Some of the upper-limb recipients didn’t seem as bothered wearing their provided prosthesis. The individual’s profession and degree of social interaction played an integral part in whether they could function as part of society.
“The farmers didn’t care as much about it,” says Bush. “They don’t live around people; no one’s judging them. City folks, on the other hand, had the attitude of ‘No hand? Not going out. I don’t care if it does or doesn’t work, just make it look like a hand. Don’t put my weakness on display.’”
The parents and caregivers of those receiving a prosthetic device thought there was some merit in the work Bush’s team was doing.
“They had heightened expectations of what we were providing their family members, but it may have come from no real understanding of prosthetic specifics. But they seemed to think that there was a benefit in having someone agree that there was a problem. Someone was looking at them for the first time. Someone was paying attention to their kid.”

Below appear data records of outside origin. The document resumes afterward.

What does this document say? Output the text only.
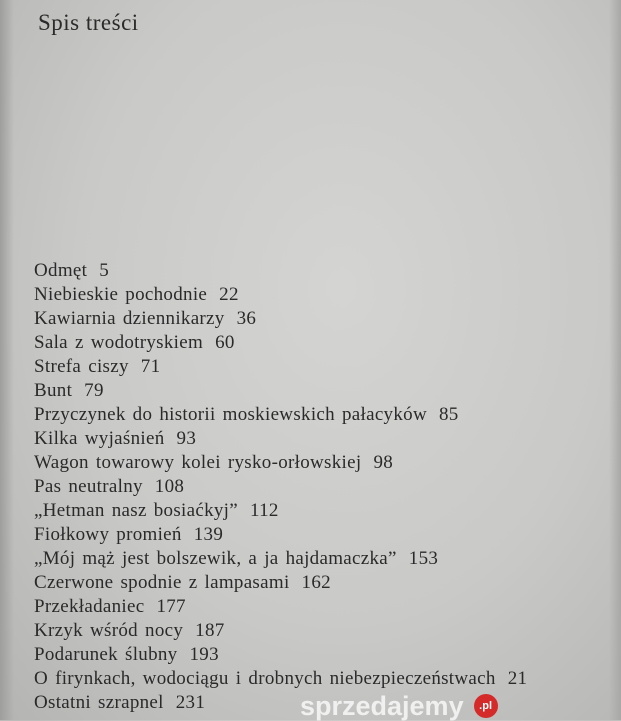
Spis treści
Odmęt 5
Niebieskie pochodnie 22
Kawiarnia dziennikarzy 36
Sala z wodotryskiem 60
Strefa ciszy 71
Bunt 79
Przyczynek do historii moskiewskich pałacyków 85
Kilka wyjaśnień 93
Wagon towarowy kolei rysko-orłowskiej 98
Pas neutralny 108
„Hetman nasz bosiaćkyj” 112
Fiołkowy promień 139
„Mój mąż jest bolszewik, a ja hajdamaczka” 153
Czerwone spodnie z lampasami 162
Przekładaniec 177
Krzyk wśród nocy 187
Podarunek ślubny 193
O firynkach, wodociągu i drobnych niebezpieczeństwach 21
Ostatni szrapnel 231	sprzedajemy	.pl
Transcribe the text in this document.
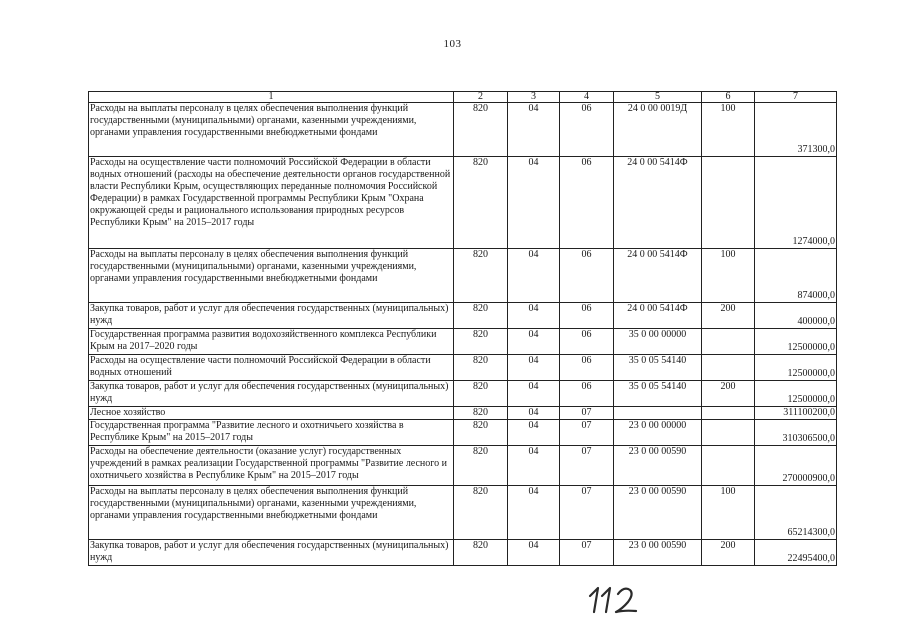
103
1	2	3	4	5	6	7
Расходы на выплаты персоналу в целях обеспечения выполнения функций государственными (муниципальными) органами, казенными учреждениями, органами управления государственными внебюджетными фондами	820	04	06	24 0 00 0019Д	100	371300,0
Расходы на осуществление части полномочий Российской Федерации в области водных отношений (расходы на обеспечение деятельности органов государственной власти Республики Крым, осуществляющих переданные полномочия Российской Федерации) в рамках Государственной программы Республики Крым "Охрана окружающей среды и рационального использования природных ресурсов Республики Крым" на 2015–2017 годы	820	04	06	24 0 00 5414Ф		1274000,0
Расходы на выплаты персоналу в целях обеспечения выполнения функций государственными (муниципальными) органами, казенными учреждениями, органами управления государственными внебюджетными фондами	820	04	06	24 0 00 5414Ф	100	874000,0
Закупка товаров, работ и услуг для обеспечения государственных (муниципальных) нужд	820	04	06	24 0 00 5414Ф	200	400000,0
Государственная программа развития водохозяйственного комплекса Республики Крым на 2017–2020 годы	820	04	06	35 0 00 00000		12500000,0
Расходы на осуществление части полномочий Российской Федерации в области водных отношений	820	04	06	35 0 05 54140		12500000,0
Закупка товаров, работ и услуг для обеспечения государственных (муниципальных) нужд	820	04	06	35 0 05 54140	200	12500000,0
Лесное хозяйство	820	04	07			311100200,0
Государственная программа "Развитие лесного и охотничьего хозяйства в Республике Крым" на 2015–2017 годы	820	04	07	23 0 00 00000		310306500,0
Расходы на обеспечение деятельности (оказание услуг) государственных учреждений в рамках реализации Государственной программы "Развитие лесного и охотничьего хозяйства в Республике Крым" на 2015–2017 годы	820	04	07	23 0 00 00590		270000900,0
Расходы на выплаты персоналу в целях обеспечения выполнения функций государственными (муниципальными) органами, казенными учреждениями, органами управления государственными внебюджетными фондами	820	04	07	23 0 00 00590	100	65214300,0
Закупка товаров, работ и услуг для обеспечения государственных (муниципальных) нужд	820	04	07	23 0 00 00590	200	22495400,0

I asked if he thought he made a difference in Haiti.
“It’s hard to gauge feedback, because we’re only there for two weeks at a time,” Bush says. “You try to do follow-ups with the people you provided the devices for, but you have to do this through a member of a new team going down there. The situation keeps changing. The team keeps changing.”
Every frontline healthcare worker wants to know that their intervention made a difference. Even in the developed world, this is can be difficult: There are too many people in the urban areas, not enough healthcare workers in the rural ones. In the developing world, add the state of social infrastructure and continued poverty. These problems need to be solved first (or in tandem) before long-term improvement in healthcare can be achieved and delivered locally, by the people who live there for the people who live there.
Ali Hussaini is a Research Fellow with the University of Portsmouth. His work explores emerging medical interventions, functional assessment tools, barriers to new technologies and healthcare outcome measures for improved quality of life.